If Not For Easter, Then When?
The answer to when someone should get a rabbit depends on the person or family. Charland, Lincoln and Patino all said that taking time to learn all about pet rabbits, meeting the rabbits’ needs and making a commitment to the rabbits are all crucial.
“Adopting families should think about what they want out of a rabbit before adopting,” Lincoln said. “We encourage meet-and-greets to see how a rabbit matches with a family as well as how children react to a rabbit. Sometimes, after holding a rabbit that you’ve seen a photo of online, it can be difficult not to take it home. Our adoption application asks what personality traits would they like to see in a rabbit, such as a snuggler, a companion for another rabbit or interactive. We try to match their new bunny with their top personality choice. If the biggest thing they are looking for is outgoing, then we steer them toward rabbits who are known for hopping up to people at adoption day. If they are looking to adopt a bunny for their children to sit and snuggle with, we talk about holding vs. sitting on the couch and petting, and focus on rabbits who are mellow and are more inclined to be a couch potato for a massage session.”
Once someone does all these things, any time can be the right time. Well, almost any time.

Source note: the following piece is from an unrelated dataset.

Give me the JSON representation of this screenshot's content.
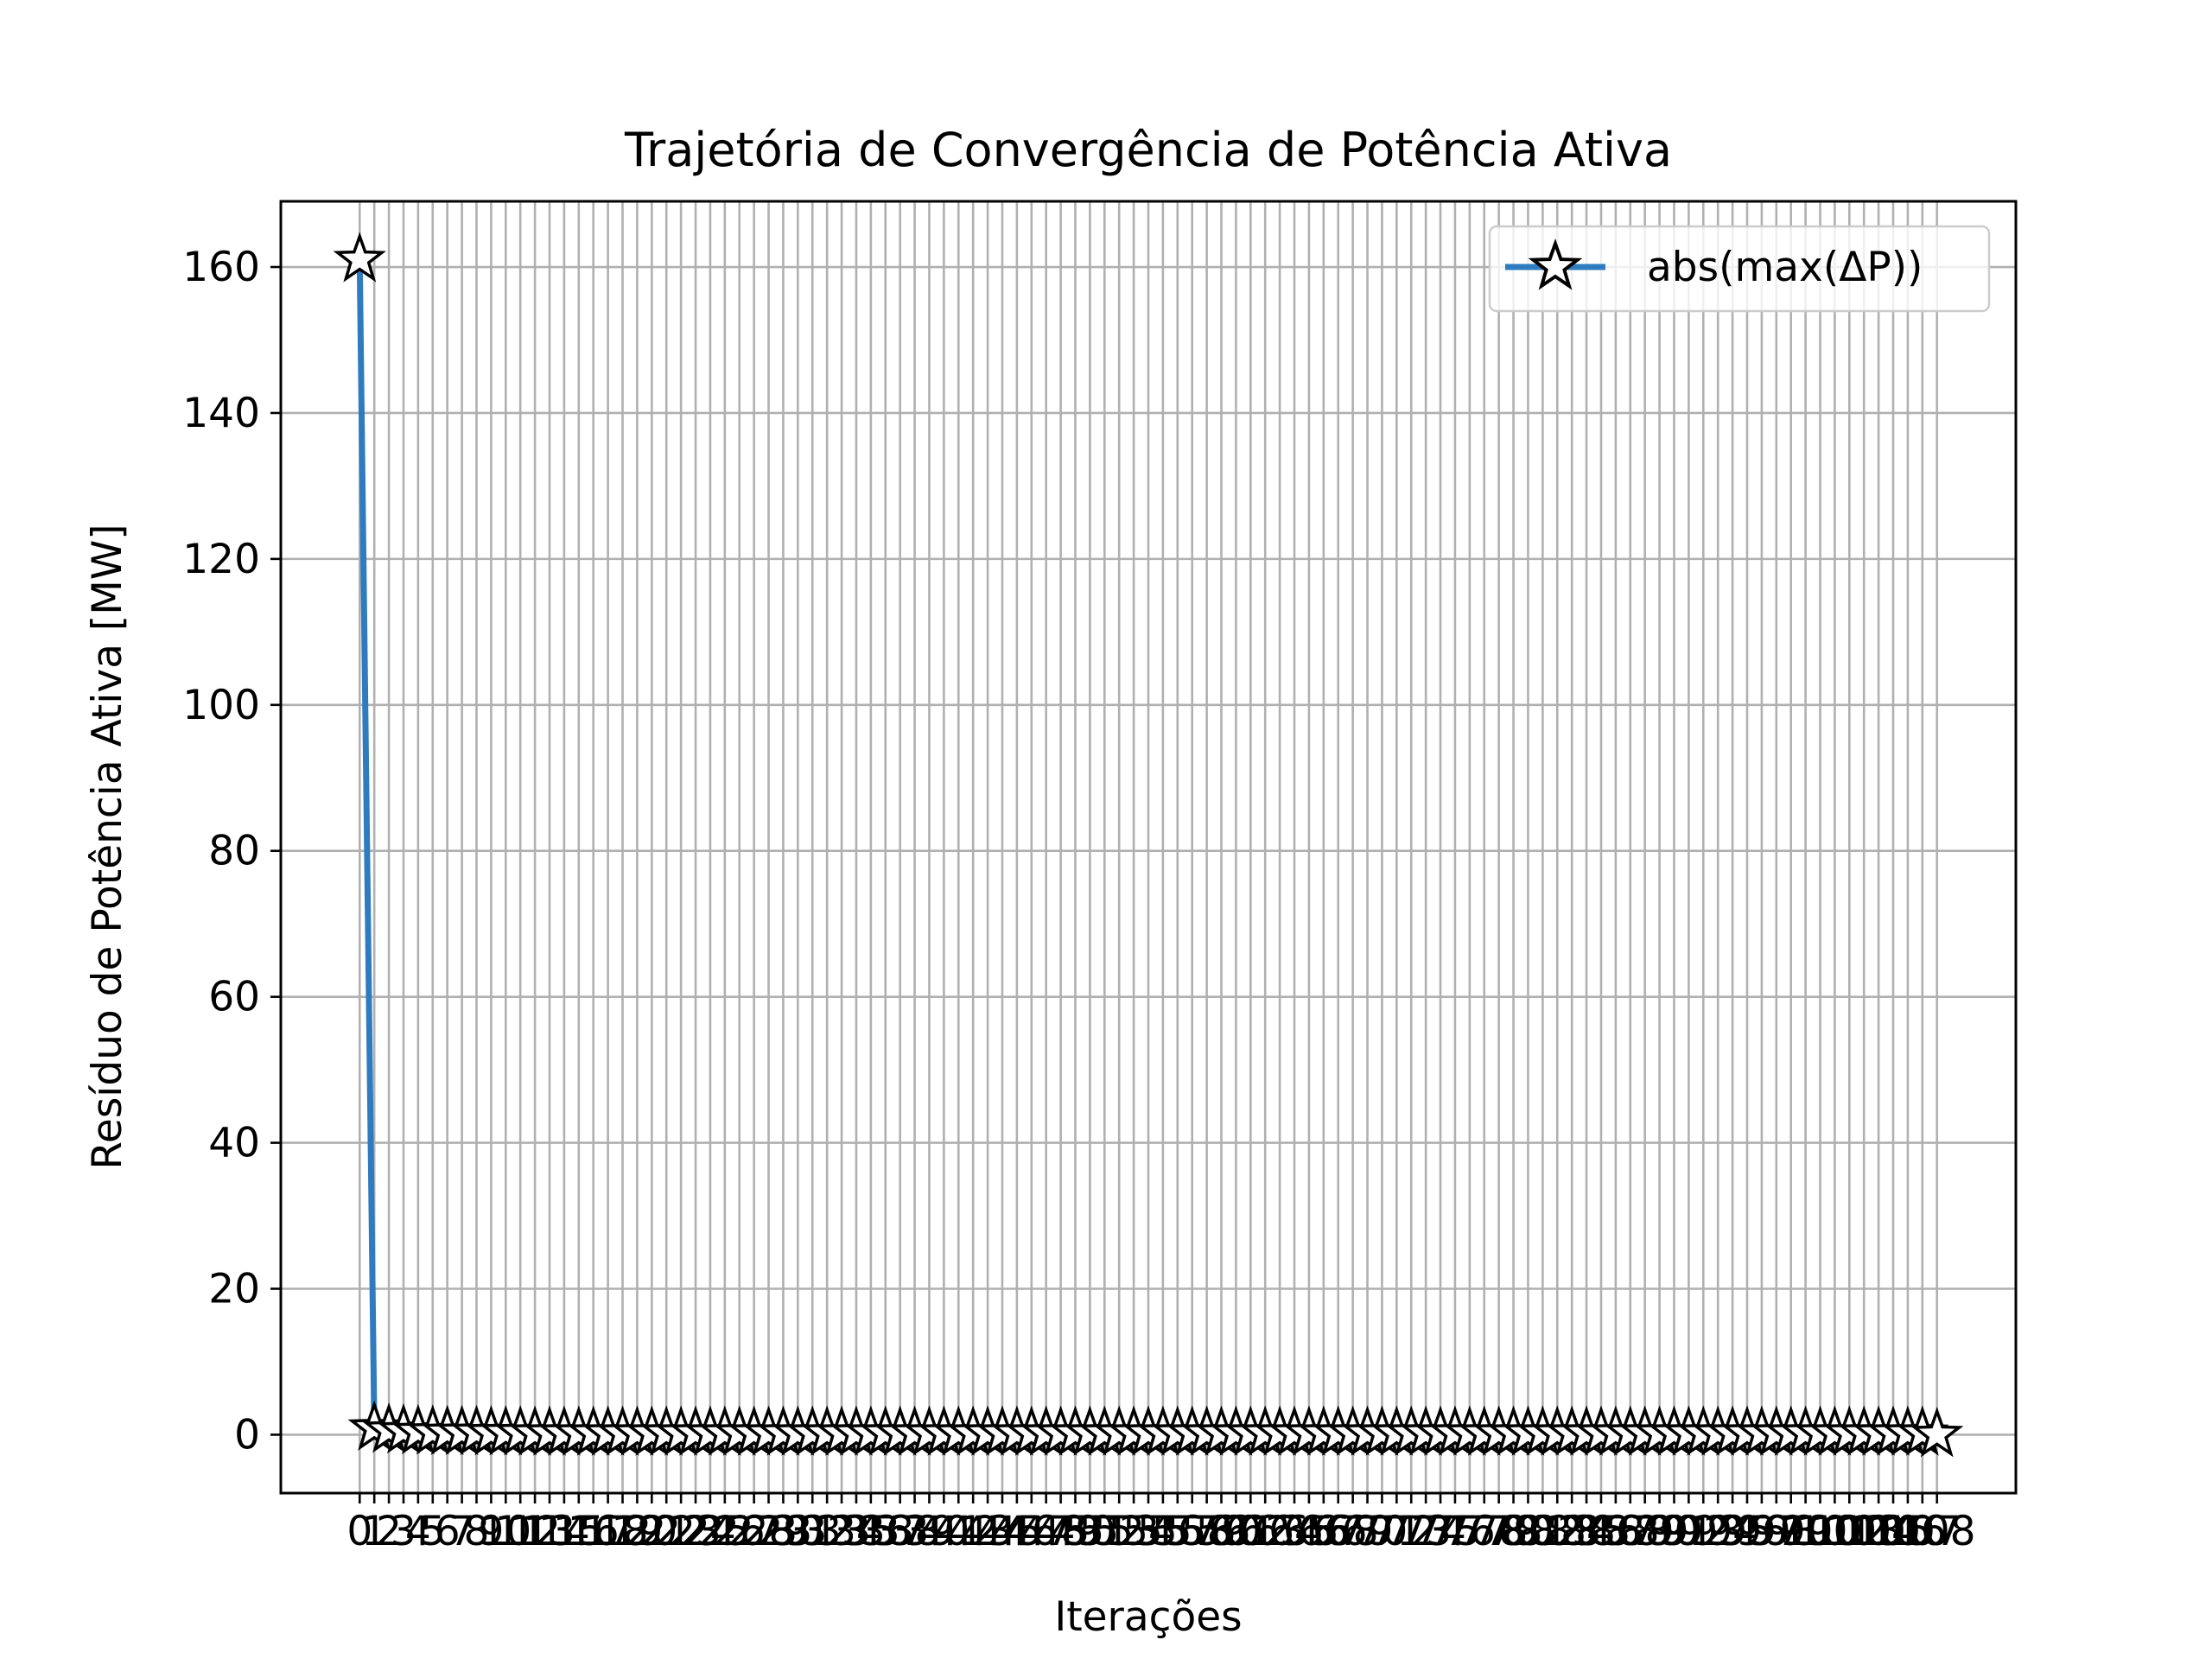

“Ideally the family should be able to have time to commit to litter box-training and getting-to-know-you time,” Lincoln said. “So before finals week, a big vacation or a major holiday with family members over would not be the best time.”
Patino offered similar advice. “[It’s] best if you’re able to spend time with the rabbits as they get acclimated to their new home and welcome them while observing what they are interested in and what needs they may have,” he said. “Can they get to their food? Is there something scaring them or maybe an area that needs to be restricted until bunny-proofing can be done? ‘Never rush into bringing an animal home’ is a good rule of paw!”